His continual talk about subsidizing Canada with American tax dollars and poking us about becoming the 51st state is not only rude and provocative, but he can’t be bothered to get his facts straight. The alleged subsidy he has cited — which doesn’t exist — ranges from $150 billion to $200 billion and is based on fuzzy math combining defence spending and trade deficits that only he can calculate. Not the behaviour of a rational or serious person, but the behaviour of a dangerous an unpredictable man.
That is the kind of relationship the new leader of the Liberal Party will have to deal with. While Freeland dealt with it indirectly during the CUSMA negotiations, that was limited exposure. And, even allowing for British eccentricity, it’s doubtful that Carney ever encountered such volatility at the Bank of England. This is not diplomacy-as-usual. It requires a whole other skill set. And candidates have to articulate what they will bring to the table.

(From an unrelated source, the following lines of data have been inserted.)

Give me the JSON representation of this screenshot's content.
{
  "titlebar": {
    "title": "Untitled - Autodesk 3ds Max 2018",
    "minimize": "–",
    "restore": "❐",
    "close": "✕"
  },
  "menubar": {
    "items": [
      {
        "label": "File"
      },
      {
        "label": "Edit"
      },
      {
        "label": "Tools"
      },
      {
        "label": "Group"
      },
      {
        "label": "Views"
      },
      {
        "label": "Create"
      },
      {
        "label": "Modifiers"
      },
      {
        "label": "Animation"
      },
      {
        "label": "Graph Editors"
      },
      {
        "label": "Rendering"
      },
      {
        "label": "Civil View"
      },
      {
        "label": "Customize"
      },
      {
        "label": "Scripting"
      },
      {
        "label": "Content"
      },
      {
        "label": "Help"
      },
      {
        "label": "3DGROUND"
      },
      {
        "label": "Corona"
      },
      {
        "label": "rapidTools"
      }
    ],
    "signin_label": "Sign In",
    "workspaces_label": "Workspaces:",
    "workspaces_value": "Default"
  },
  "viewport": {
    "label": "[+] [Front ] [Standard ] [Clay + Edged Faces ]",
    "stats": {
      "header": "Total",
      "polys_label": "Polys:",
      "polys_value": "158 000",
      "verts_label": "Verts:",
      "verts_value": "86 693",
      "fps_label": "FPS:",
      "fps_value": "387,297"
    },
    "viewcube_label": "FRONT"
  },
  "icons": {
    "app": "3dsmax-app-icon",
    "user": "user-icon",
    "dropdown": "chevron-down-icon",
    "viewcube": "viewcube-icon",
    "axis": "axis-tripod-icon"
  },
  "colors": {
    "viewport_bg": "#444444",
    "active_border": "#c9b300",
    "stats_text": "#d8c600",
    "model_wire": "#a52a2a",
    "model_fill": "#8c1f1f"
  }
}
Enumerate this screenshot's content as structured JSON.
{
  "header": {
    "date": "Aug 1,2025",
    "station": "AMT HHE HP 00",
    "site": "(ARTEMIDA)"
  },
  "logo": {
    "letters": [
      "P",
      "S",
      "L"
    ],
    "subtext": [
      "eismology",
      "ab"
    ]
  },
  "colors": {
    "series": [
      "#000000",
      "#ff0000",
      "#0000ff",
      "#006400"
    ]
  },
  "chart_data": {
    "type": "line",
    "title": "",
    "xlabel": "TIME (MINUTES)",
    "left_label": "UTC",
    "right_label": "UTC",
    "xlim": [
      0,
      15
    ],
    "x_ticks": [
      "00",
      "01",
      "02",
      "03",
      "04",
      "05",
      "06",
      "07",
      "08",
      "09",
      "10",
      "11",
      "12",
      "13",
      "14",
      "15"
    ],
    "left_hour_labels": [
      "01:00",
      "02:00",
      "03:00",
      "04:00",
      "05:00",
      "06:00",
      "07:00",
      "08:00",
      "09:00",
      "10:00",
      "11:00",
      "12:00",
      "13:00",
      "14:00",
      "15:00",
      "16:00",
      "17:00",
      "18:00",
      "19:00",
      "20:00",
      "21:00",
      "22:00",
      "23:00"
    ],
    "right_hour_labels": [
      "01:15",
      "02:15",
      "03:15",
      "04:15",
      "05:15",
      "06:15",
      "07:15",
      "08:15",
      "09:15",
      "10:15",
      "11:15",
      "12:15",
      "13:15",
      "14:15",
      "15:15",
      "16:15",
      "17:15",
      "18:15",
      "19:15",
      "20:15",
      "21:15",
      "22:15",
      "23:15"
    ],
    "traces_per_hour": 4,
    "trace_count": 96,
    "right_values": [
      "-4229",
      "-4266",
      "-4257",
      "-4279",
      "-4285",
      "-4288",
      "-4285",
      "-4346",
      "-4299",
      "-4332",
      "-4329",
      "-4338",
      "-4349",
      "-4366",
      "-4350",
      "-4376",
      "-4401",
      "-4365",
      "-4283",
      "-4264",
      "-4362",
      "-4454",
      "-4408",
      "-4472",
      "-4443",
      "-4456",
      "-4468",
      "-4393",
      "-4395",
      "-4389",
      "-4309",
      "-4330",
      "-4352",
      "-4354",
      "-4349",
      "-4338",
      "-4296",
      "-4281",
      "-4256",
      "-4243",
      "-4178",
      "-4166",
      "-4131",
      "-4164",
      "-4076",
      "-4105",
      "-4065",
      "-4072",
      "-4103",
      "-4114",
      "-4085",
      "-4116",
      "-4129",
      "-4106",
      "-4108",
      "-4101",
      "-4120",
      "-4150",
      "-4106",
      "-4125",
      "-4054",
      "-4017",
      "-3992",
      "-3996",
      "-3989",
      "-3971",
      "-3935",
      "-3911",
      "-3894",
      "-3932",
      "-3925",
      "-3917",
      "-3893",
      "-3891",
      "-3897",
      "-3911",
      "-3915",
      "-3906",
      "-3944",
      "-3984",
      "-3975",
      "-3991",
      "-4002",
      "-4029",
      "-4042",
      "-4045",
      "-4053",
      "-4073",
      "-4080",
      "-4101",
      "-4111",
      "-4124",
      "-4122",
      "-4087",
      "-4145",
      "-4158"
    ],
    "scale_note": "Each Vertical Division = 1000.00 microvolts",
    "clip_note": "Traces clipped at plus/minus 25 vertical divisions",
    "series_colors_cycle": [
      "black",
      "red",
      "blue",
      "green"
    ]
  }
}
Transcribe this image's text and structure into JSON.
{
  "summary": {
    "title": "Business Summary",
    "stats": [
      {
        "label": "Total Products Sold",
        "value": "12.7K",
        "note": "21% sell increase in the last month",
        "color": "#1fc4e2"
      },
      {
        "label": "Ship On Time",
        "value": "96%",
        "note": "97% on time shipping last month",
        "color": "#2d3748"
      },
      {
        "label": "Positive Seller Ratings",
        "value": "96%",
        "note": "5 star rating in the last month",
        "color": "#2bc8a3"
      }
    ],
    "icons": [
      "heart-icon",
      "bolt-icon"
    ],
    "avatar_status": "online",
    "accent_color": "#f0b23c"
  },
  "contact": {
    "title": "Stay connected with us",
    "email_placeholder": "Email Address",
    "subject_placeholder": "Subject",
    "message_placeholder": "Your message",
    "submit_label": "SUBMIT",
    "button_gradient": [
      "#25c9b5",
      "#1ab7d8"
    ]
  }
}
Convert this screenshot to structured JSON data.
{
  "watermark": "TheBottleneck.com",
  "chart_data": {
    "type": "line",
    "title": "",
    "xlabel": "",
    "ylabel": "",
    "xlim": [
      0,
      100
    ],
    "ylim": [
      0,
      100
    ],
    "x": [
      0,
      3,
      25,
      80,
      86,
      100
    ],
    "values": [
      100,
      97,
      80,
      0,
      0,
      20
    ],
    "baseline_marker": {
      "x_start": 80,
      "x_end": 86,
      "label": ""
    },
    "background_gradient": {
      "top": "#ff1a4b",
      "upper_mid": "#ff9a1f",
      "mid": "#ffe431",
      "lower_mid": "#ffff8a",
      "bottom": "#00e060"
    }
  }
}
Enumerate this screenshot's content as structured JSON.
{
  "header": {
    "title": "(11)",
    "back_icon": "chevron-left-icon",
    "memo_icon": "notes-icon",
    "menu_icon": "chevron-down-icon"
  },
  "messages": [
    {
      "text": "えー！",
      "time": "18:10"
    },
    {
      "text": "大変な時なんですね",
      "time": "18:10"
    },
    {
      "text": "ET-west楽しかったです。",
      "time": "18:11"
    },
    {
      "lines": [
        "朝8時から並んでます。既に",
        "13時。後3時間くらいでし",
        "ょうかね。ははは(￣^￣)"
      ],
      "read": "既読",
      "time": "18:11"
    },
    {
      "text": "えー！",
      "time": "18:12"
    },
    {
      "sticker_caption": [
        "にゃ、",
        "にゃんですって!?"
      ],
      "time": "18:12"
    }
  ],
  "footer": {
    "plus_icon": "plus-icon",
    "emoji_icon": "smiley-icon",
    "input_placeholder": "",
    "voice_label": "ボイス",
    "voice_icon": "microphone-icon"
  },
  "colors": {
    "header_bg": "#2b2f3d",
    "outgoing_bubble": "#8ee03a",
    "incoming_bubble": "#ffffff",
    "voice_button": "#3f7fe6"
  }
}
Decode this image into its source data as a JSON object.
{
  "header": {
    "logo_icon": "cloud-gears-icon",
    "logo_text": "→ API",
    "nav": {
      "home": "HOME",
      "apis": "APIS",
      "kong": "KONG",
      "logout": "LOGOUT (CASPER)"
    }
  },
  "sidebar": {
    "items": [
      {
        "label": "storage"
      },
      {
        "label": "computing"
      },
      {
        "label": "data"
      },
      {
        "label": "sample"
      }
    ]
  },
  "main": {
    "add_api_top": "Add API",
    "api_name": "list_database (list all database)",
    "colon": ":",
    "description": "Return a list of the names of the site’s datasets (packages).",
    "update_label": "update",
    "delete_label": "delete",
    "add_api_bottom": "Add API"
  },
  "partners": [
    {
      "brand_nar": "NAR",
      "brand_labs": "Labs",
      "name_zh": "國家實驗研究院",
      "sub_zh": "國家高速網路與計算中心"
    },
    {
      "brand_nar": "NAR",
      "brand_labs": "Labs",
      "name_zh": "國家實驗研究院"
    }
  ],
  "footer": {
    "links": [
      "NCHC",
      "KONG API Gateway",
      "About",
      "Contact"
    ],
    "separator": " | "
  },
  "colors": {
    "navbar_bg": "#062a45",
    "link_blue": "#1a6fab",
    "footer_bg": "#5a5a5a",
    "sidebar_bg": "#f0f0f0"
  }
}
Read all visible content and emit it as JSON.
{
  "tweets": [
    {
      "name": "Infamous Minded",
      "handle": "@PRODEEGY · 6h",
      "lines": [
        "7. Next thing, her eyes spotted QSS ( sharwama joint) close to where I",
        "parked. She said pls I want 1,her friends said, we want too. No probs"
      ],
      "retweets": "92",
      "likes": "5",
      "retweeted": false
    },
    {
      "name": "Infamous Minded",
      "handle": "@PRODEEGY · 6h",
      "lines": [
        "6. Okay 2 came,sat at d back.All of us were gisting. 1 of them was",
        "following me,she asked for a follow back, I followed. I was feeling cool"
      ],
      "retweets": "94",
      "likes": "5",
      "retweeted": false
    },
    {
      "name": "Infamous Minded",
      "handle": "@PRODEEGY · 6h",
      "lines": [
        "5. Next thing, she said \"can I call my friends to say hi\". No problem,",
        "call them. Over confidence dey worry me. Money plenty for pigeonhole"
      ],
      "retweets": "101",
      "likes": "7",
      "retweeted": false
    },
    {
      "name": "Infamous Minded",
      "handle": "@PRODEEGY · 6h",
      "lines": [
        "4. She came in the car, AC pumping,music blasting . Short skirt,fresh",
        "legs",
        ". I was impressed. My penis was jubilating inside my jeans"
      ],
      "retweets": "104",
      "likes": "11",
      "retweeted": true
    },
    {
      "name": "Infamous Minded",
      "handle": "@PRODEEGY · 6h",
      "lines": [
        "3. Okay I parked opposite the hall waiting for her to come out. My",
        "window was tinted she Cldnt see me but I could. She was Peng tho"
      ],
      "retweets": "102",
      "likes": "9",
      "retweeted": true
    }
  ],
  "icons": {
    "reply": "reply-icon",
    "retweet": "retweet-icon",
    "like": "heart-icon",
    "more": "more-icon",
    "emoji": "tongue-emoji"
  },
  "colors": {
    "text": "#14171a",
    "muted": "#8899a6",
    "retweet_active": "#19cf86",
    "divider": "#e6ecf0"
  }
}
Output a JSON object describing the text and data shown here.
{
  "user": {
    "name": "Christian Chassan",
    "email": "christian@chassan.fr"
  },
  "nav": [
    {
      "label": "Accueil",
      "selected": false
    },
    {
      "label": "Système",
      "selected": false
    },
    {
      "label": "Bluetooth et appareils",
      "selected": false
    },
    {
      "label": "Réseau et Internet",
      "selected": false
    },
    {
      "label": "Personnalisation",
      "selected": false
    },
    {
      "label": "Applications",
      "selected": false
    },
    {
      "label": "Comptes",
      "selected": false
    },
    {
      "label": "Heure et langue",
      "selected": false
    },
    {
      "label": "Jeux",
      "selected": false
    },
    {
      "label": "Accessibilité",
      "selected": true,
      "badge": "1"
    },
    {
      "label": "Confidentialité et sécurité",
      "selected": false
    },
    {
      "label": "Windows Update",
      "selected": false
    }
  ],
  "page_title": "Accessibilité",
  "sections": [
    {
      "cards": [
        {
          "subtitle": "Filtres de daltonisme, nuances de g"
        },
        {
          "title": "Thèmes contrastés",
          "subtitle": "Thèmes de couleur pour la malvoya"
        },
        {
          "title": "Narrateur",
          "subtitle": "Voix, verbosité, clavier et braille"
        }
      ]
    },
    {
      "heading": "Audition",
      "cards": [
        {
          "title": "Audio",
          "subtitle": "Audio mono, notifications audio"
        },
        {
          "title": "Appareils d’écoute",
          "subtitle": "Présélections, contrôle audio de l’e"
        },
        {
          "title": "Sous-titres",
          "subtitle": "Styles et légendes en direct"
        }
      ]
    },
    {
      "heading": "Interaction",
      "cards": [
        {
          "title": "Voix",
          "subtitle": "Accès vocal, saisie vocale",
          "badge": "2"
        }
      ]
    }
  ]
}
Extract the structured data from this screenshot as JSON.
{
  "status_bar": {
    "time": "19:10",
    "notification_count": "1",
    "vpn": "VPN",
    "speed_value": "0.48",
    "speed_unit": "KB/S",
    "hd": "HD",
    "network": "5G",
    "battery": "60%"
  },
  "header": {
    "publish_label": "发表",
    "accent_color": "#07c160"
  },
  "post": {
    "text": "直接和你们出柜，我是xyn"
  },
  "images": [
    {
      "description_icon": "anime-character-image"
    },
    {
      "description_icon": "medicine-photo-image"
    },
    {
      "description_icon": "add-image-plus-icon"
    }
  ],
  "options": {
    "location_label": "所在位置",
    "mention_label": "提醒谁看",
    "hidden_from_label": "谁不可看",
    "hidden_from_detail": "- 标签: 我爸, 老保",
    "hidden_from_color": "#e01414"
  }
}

In the leadership, each will have to put forward how they might do it. So should Conservative Leader Pierre Poilievre, if he wants to convince Canadians they should try a new team to handle the threat south of the border.
Contributing Writer and columnist Don Newman, an Officer of the Order of Canada and lifetime member of the Parliamentary Press Gallery, is Executive Vice President of Rubicon Strategy, based in Ottawa.